Подковыляла к покойнику, сделала над ним реверанс – низкий такой, чуть не до пола.
- Слез над вами, папенька, я лить не буду, но за хорошее наследство мерси боку.
И пошла себе.
- Ну и какое ваше психологическое суждение о мадемуазель Горалик? – спросил я.
- Исключать из числа подозреваемых маленькое чудовище ни в коем случае нельзя…Что ж, дорогой Холмс, подведем предварительные итоги?
- Начинайте вы, Ватсон, - ответил я в тон. - Посмотрим, совпадают ли наши выводы.
- Как вам будет угодно. Самый очевидный фигурант – Кальман Горалик. Смерть отца делает его владельцем фирмы. Это раз. То, что смерть насильственная, лишает вдову ее доли. Это два. Парижские планы молодого человека – планы, которые были неосуществимы при жизни отца, - могли стать еще одним, и может быть, даже главным мотивом. Это три. Переходим к Лее Горалик. Довольно п-пугающая особа. Мужа ненавидела. Это раз. Надеется, что завещание можно будет опротестовать, если виноват пасынок. Это два. И вы, конечно, обратили внимание на намек, который она сделала.
- Еще бы не обратил! На какой намек? – насторожился я.
- Про дубликат ключа, которым можно было открыть дверь в торговый зал с мужской половины. Вполне вероятно, госпожа Горалик ожидает, что мы устроим обыск. И если в комнате Кальмана найдется второй ключ, это станет г-главной уликой. На самом деле – нет, не станет, потому что мы не будем уверены, не сама ли Лея Горалик эту улику подкинула.
Он прошелся по залу.
- Третий подозреваемый – милое дитя Нетания Горалик. Подростковый нигилизм в сочетании с озлобленным сердцем и честолюбием создают весьма г-гремучую смесь... Наконец, в доме ночью находился старший приказчик Ханан Стефанович, который сейчас подслушивает за дверью.
- Ничего я не подслушиваю! – донеслось из-за двери. - Вы велели ждать снаружи – я жду. И как вы могли подумать, что я способен убить дорогого хозяина? Во-первых, никогда и ни за что в жизни. Во-вторых, какой мне прок с этого кошмара? Можно подумать, я что-то получу с завещания! Таки нет, я там даже не упоминаюсь, хотя восемь лет, как муравей, трудился на Либера Горалика, чтоб ему на том свете стыдно стало. В-третьих, спросите реб Арона, и он вам скажет, что Ханан Стефанович тихий еврей, который мухи не укусит!
Фандорин не стал с ним препираться, а отвел меня в сторону и понизил голос.
- Больше в доме никто не живет? Только эти четверо?

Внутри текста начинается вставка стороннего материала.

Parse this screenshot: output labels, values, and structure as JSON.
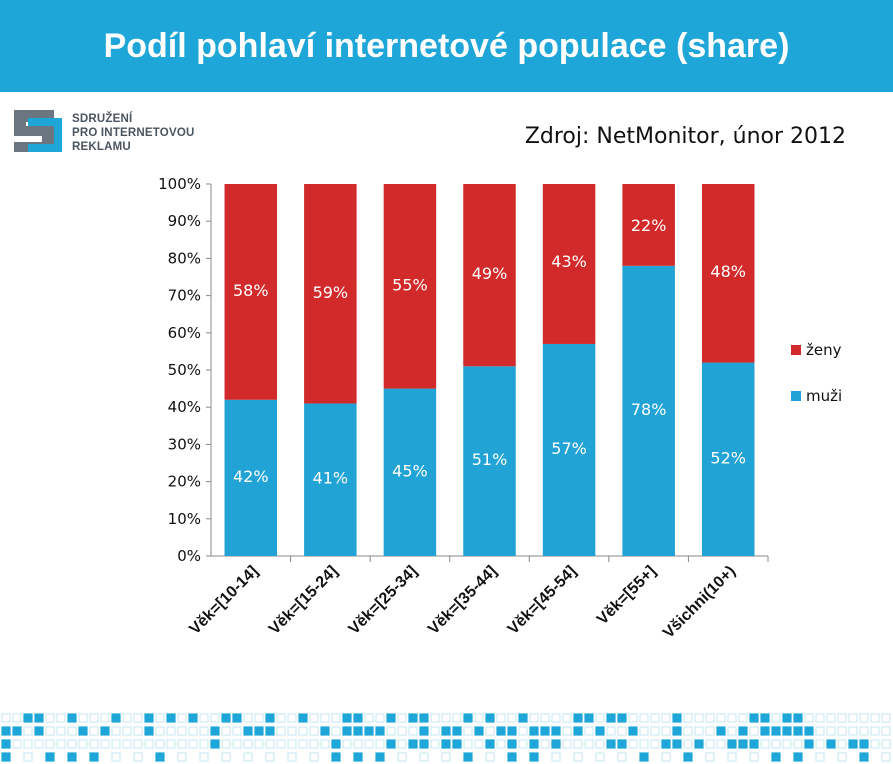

- Никто. Вся прислуга приходящая, ночью ее не бывает. Но я хочу сказать вам за Ханана, раз уж он призвал меня в свидетели. Он действительно агнец. Ни с кем никогда не ругается, только блеет. Вы его сами видели. Откуда у него столько силы, чтобы свалить на пол крупного мужчину вроде Либера Горалика, да еще проткнуть его насквозь мерным аршином?
- Если при герметичном преступлении подозрительны все кроме кого-то одного, очень часто это и есть виновник. Так что овцу мы исключать тоже не будем, - сказал на это Фандорин. – Но каковы ваши предварительные умозаключения?
- В точности такие же, как ваши, - отвечаю. – А теперь давайте посмотрим, совпадают ли наши взгляды по поводу дальнейших действий. Нам ведь надо что-то делать – если, конечно, убийца не сознается сам, а он таки не сознается. У вас какой план?
- Судя по вашему п-проницательному замечанию, такой же, как ваш.
- Да?! – поразился я, не поняв, которое из моих замечаний он назвал проницательным.
- Я тоже подумал, что нужно сконструировать ситуацию, в которой преступник выдаст себя сам.
- …Да, именно это я и имел в виду, - говорю я. - А как мы скон… сконструируем ситуацию?
- Можно использовать старинный японский метод, который называется «Дух Тораэмона».